Karar alıcıların rolü açık: gelir politikasıyla, eğitimle, istihdamla eşitsizliği törpüleyecek zemini kurmak. Ama sistem, gelir dağılımını düzeltmek yerine, gelir kaybını hafifletmekle yetiniyor. Oysa asıl mesele, yoksulluğu geçici olarak azaltmak değil; yoksulluğu kalıcı olarak devre dışı bırakmak.

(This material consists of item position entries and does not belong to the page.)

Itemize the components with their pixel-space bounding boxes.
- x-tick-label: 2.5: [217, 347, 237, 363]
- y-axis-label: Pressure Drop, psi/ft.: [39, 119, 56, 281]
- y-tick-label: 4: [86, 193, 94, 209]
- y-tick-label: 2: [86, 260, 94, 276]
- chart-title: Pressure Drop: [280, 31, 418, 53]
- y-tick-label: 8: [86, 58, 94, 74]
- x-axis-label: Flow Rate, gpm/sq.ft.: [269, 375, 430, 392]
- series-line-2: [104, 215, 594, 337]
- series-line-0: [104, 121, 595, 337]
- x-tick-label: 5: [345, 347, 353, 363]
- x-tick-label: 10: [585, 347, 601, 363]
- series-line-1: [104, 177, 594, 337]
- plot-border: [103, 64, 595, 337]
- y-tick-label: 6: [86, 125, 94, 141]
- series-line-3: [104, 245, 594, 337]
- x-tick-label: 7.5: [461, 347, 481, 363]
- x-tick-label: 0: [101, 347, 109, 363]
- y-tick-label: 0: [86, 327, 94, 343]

Bir çocuğun doğduğu şehir, finansal geleceğini belirliyorsa orada kapsayıcı büyüme yoktur. Bir gencin iş bulma imkânını yaşadığı şehir belirliyorsa kalkınmadan söz edilemez. Bir kadının istihdamını yaşadığı şehrin kültürü belirliyorsa istihdam oranı veri olarak anlamsızdır. Türkiye’de gelir dağılımı, büyük şehirlere iltimas geçiyor. Ama Sürdürülebilir Kalkınma Hedefi 10, “ülkeler içinde ve arasında eşitsizliğin azaltılması” diyor. Kâğıt üstünde güzel. Ama küresel tabloyu izleyince insan sormadan edemiyor: Eşitsizliği kim azaltacak? O eşitsizlikten doğrudan kazanan mı?